性能监控

使用 Prometheus 实现性能监控

快速上手

本节将介绍如何从零搭建 Prometheus 服务，打通性能监控链路，帮助大家能快速上手。

配置Prometheus

在官网 Download | Prometheus 下载 prometheus 与 pushgateway，并进行如下配置。

Pushgateway

Pushgateway 不需要修改任何配置文件，直接运行可执行文件即可启动，默认端口号为 9091，如需更改端口号，需启动时指定。启动 Pushgateway：

./pushgateway --web.listen-address=":9091"

Prometheus Server

启动 Server 前需要手动更改 prometheus.yml 配置文件，明确拉取指标的实例地址（本案例中的 Pushgateway 地址）与 Server 拉取 Pushgateway 实例的时间间隔（ scrape_interval ），具体更改如下：

global:
  scrape_interval:     15s # By default, scrape targets every 15 seconds.
  evaluation_interval: 15s # Evaluate rules every 15 seconds.
  # Attach these extra labels to all timeseries collected by this Prometheus instance.
  external_labels:
    monitor: 'codelab-monitor'

rule_files:
  - 'prometheus.rules.yml'

scrape_configs:
  - job_name: 'prometheus'
    # Override the global default and scrape targets from this job every 5 seconds.
    scrape_interval: 5s

    static_configs:
      - targets: ['localhost:9090']

  - job_name: 'pushgateway'  # metrics_path defaults to '/metrics'  # scheme defaults to 'http'.
    scrape_interval: 3s
    static_configs:
      - targets: ['localhost:9091']
        labels:
          instance: httprunner

注意：Pushgateway 的 scrape_interval 需要与 HttpRunner 上报数据频率保持一致，即设置为 3s。

启动 Prometheus Server：

./prometheus --config.file=prometheus.yml

配置HttpRunner

配置 HttpRunner 就比较简单了，在使用 hrp boom 启动性能测试时通过 prometheus-gateway 参数设置 Pushgateway 地址即可，如 --prometheus-gateway=":9091"。在性能过程中，HttpRunner 会以 3s 的数据上报间隔将性能测试指标上报到 Pushgateway。

配置Grafana

Grafana 的快速上手可以参考：Grafana | Prometheus ，不再赘述。
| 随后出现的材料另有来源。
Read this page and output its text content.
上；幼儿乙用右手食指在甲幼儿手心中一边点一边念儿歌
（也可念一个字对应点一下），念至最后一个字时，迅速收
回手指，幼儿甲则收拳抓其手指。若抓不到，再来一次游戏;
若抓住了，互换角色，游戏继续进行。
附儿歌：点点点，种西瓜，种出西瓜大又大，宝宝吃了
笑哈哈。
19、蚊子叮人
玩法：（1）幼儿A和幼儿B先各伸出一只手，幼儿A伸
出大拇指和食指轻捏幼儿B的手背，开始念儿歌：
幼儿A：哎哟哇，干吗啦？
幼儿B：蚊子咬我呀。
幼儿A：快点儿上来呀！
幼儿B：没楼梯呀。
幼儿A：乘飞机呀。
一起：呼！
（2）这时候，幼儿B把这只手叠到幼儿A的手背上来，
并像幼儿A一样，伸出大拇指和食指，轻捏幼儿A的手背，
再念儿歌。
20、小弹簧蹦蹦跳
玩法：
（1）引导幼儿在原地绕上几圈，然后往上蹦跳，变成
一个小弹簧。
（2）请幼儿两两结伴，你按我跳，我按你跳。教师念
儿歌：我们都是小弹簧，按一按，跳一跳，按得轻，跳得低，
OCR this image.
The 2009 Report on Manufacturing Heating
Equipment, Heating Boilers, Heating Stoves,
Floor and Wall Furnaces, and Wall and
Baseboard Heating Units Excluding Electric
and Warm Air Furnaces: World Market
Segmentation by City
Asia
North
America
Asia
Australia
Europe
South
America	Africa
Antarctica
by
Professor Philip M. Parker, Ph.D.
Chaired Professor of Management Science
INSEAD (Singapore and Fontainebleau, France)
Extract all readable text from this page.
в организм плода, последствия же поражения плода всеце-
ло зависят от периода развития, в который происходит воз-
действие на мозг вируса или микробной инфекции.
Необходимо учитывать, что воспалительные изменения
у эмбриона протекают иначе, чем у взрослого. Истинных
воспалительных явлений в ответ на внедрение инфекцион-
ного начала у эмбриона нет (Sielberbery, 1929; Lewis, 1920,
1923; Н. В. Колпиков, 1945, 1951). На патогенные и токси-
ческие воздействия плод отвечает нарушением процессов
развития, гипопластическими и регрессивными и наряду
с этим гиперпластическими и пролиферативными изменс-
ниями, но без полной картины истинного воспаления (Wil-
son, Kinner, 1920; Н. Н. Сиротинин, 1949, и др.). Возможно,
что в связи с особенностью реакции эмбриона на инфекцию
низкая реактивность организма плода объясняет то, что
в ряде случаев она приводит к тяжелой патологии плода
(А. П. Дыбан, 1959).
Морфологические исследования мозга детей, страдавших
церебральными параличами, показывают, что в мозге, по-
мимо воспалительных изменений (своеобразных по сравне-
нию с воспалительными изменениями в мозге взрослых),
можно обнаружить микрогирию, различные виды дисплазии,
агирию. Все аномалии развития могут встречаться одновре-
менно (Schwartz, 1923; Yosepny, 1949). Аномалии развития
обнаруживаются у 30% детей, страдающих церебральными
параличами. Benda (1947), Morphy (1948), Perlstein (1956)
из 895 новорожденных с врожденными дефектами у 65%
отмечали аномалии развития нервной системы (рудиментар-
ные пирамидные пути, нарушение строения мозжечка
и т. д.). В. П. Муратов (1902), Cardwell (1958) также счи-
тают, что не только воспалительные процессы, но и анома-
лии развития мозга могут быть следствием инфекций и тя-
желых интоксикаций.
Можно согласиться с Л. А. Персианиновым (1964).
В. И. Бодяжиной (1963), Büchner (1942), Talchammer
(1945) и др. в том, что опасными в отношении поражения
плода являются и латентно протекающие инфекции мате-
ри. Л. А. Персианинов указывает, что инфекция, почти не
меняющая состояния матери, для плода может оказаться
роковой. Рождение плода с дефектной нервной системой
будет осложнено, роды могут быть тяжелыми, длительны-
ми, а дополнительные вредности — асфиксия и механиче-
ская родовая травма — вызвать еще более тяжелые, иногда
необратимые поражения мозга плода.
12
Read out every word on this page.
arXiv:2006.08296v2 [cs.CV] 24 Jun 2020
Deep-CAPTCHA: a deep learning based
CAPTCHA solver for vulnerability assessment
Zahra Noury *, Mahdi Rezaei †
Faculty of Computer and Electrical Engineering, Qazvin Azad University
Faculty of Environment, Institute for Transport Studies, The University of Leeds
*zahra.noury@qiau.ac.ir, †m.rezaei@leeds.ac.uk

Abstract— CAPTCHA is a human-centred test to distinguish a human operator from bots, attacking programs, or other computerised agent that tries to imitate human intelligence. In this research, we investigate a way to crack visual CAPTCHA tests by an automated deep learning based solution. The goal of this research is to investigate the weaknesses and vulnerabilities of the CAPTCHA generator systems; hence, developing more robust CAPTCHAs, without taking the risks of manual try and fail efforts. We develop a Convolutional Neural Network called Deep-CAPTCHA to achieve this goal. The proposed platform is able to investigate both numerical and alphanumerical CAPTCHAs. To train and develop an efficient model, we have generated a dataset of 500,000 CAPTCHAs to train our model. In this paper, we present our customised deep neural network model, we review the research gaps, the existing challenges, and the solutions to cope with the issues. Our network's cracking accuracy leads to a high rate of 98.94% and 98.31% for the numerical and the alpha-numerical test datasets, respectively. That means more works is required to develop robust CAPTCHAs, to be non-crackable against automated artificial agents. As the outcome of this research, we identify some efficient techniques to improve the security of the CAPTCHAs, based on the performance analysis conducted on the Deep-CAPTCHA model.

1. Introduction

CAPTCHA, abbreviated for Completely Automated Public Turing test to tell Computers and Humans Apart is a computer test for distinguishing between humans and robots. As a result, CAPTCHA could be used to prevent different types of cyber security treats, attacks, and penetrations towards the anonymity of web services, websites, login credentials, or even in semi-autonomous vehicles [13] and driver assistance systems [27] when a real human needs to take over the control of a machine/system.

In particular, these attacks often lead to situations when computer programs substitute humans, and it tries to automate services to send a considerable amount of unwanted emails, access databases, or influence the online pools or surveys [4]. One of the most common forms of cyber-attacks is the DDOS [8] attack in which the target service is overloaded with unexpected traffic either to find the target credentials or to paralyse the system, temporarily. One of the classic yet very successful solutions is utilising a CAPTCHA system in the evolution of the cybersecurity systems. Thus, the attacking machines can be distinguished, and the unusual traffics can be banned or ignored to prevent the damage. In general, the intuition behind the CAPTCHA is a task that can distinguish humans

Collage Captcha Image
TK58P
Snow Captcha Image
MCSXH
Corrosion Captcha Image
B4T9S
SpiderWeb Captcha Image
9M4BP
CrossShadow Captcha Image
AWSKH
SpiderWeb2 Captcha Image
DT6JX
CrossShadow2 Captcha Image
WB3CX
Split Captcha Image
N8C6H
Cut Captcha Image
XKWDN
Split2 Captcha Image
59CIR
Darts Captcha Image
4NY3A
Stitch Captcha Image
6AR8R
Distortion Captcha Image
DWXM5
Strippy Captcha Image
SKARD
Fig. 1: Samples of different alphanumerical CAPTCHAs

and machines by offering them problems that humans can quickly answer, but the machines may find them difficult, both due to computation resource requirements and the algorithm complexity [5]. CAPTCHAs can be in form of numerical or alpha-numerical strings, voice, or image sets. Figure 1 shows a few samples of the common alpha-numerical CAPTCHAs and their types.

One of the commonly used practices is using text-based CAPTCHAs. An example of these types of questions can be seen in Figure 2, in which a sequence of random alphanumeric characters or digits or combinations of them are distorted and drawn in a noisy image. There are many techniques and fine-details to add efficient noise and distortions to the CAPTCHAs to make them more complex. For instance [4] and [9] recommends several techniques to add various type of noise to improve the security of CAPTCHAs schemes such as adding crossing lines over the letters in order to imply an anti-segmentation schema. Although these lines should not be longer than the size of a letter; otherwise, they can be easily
本文提供 hrp boom 单机模式的 Dashboard 模板，大家在 HttpRunner 公众号回复「Grafana」获取模板下载地址，然后导入 Grafana 中即可使用。

注：分布式场景的 Grafana Dashboard 模板，待 HttpRunner 上线分布式性能测试能力后再提供。

模板最终效果如下:

Grafana Dashboard 1

Grafana Dashboard 2

指标说明

本节将介绍 HttpRunner 上报的指标说明，大家可以根据需要再丰富本文提供的 Grafana Dashboard 模板。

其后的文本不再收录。